ESPN’s Zach Lowe last week listed a few reasons why the Leonard trade stare-down might soon turn to meaningful discussion — LeBron James urging the Lakers to pull the trigger, more legitimate suitors emerging for his services and/or Kawhi demonstrating a willingness to re-sign outside of L.A. LeBron reportedly hasn’t applied pressure on Magic Johnson to go all in for Leonard yet, but those other two options might soon be on the negotiating table, if they aren’t there already, according to reports.
First, there was this from ESPN’s Michael C. Wright on the Back to Back podcast, via Bleacher Report (Leonard reports sure aren’t easy to keep track of, so it’s a good thing we’re here to sort them out):
“The Lakers are not Kawhi’s preferred destination anymore. He wants to go to the Clippers. Because he doesn’t want to go and be second fiddle to LeBron. That’s what I was told. I was told by somebody that would know. So right now the Clippers are where he wants to go.
“But I’m also told — I talked to people within the Spurs organization — and they’re like, ‘Yeah he wants to go to the Clippers, but their assets are s*** at this point.'”
Those “s***” assets: Tobias Harris, rookies Shai Gilgeous-Alexander and Jerome Robinson, and a future first-round pick, none of which compares to the best offer the Lakers, Sixers or Celtics could put forth.
Then, not long after Lowe included the Toronto Raptors on his theoretical list of mystery suitors for Leonard, The Washington Post’s Tim Bontemps suggested the Raptors “generated buzz as a potential destination for Leonard.” Bontemps did not share what that buzz was, exactly, or how much it buzzed.
Here’s how Lowe originally imagined it:
The most logical all-in play on the board is Toronto offering DeRozan, one of Pascal Siakam, Delon Wright,Jakob Poeltl, and OG Anunoby, and a future first-round pick. Upgrade from DeRozan to Leonard, and the Drakes have a real shot to make the NBA Finals. Maybe Leonard would love Toronto, and enjoy playing in May and June in front of that nutty crowd.
If Leonard walks, the damage isn’t so severe. After this season, DeRozan will either opt in to $27.7 million or enter free agency seeking a mega-contract as he turns 30. But DeRozan is really good, Leonard is a huge flight risk, and my hunch is the Spurs would demand too much future stuff for Toronto’s taste (if it has any interest in the first place).
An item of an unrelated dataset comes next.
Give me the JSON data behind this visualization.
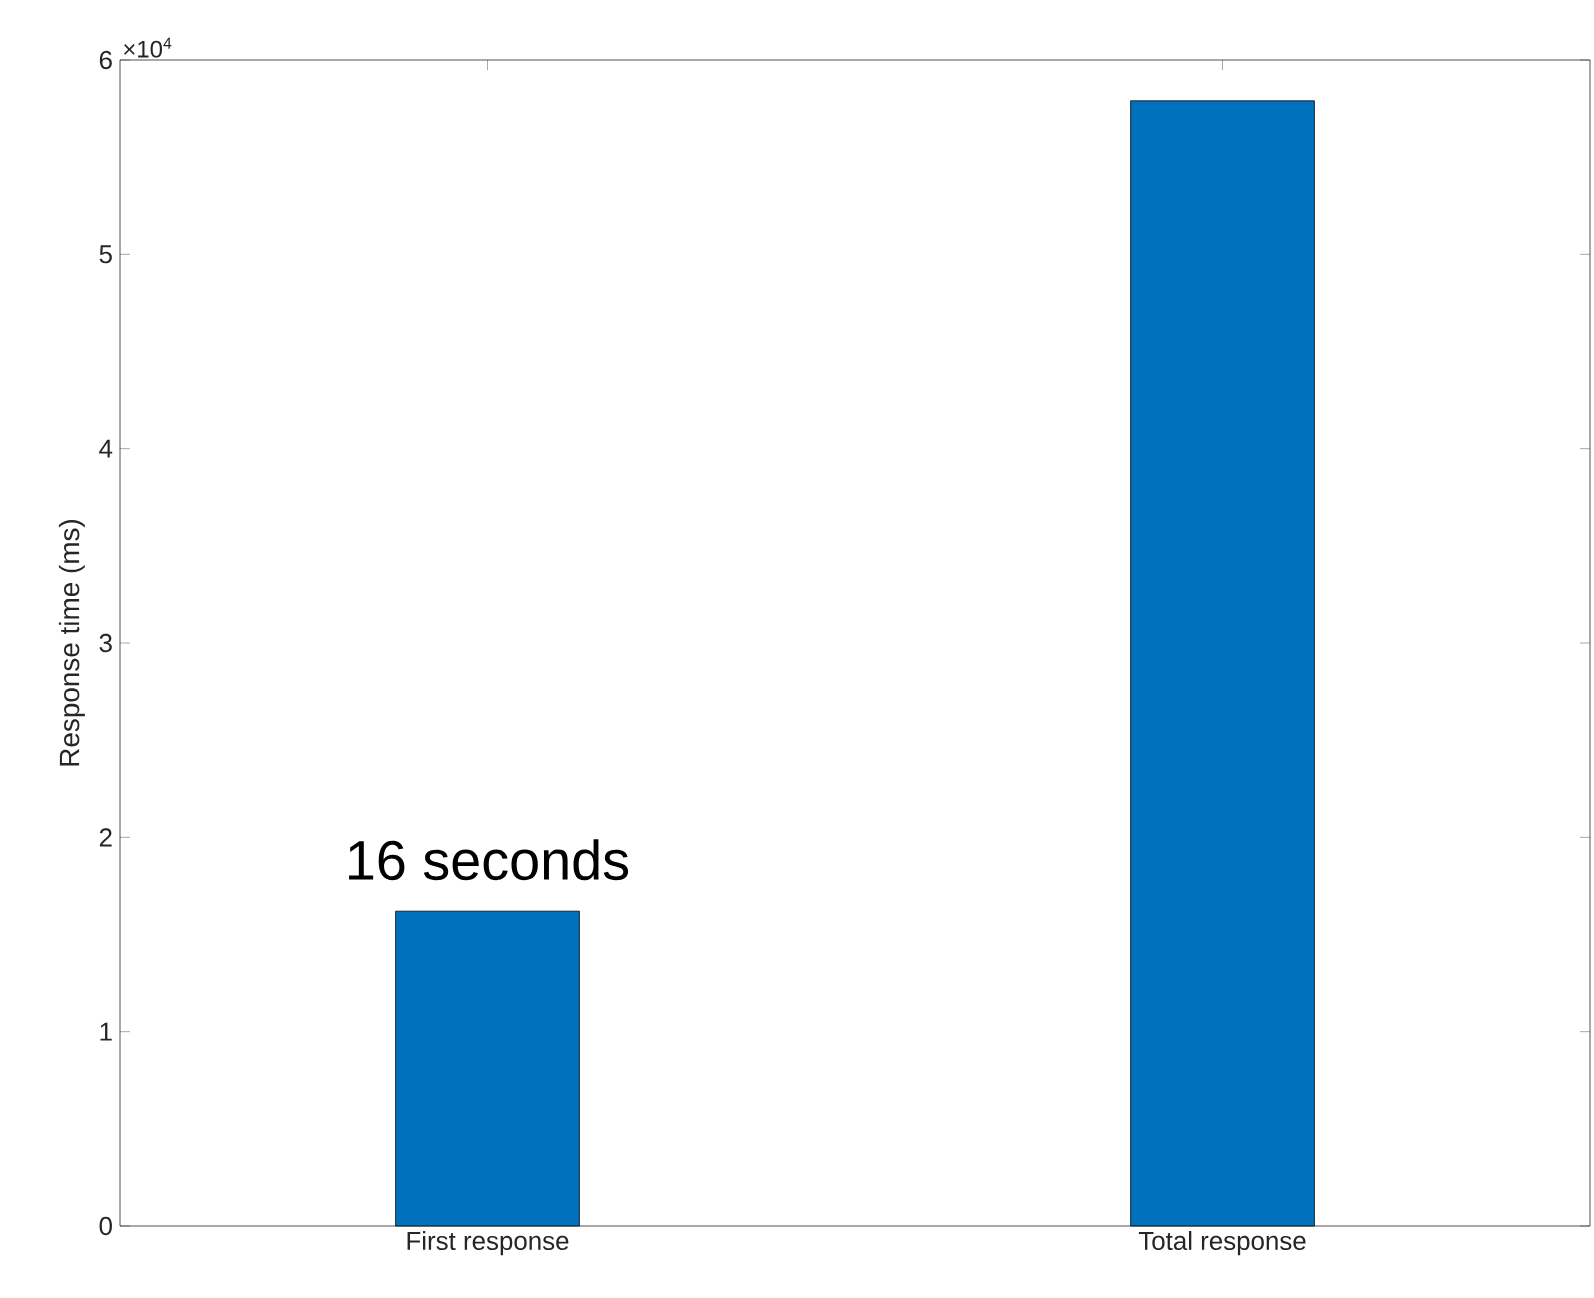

But before Canadians could work up their excitement over this hypothetical deal, ESPN’s Chris Haynes poured some cold water on it. “Los Angeles [the Lakers and Clippers] are his preferred destinations,” Haynes said on “The Jump.” “He will consider Philly. That’s the only Eastern Conference team that he would consider if they’re able to put a package together. … I think Philly has a really good chance.”
We should note that the Spurs don’t need Leonard’s permission to trade him anywhere. He can certainly steer negotiations in his direction by refusing to play for teams or insisting he’ll leave in 2019, but he does not have a no-trade clause and cannot dictate his future until next summer. So, we’re left to wonder whether Haynes meant Leonard would consider re-signing in Philadelphia.
And that’s the key. The Raptors and Celtics won’t mortgage futures for the slim chance they can change Leonard’s mind by fielding a title contender around. L.A. or Philadelphia it would be, then.
Of course, there is also the possibility that these reports — reported on podcasts and TV shows and everywhere but in writing — are just smokescreens sent from San Antonio to get the Lakers and 76ers to bid against each other. With all this smoke, you’d think somebody will blink “sooner than later,” as that one exec said, and we know Popovich and Leonard well enough to know they’ll hold their stares.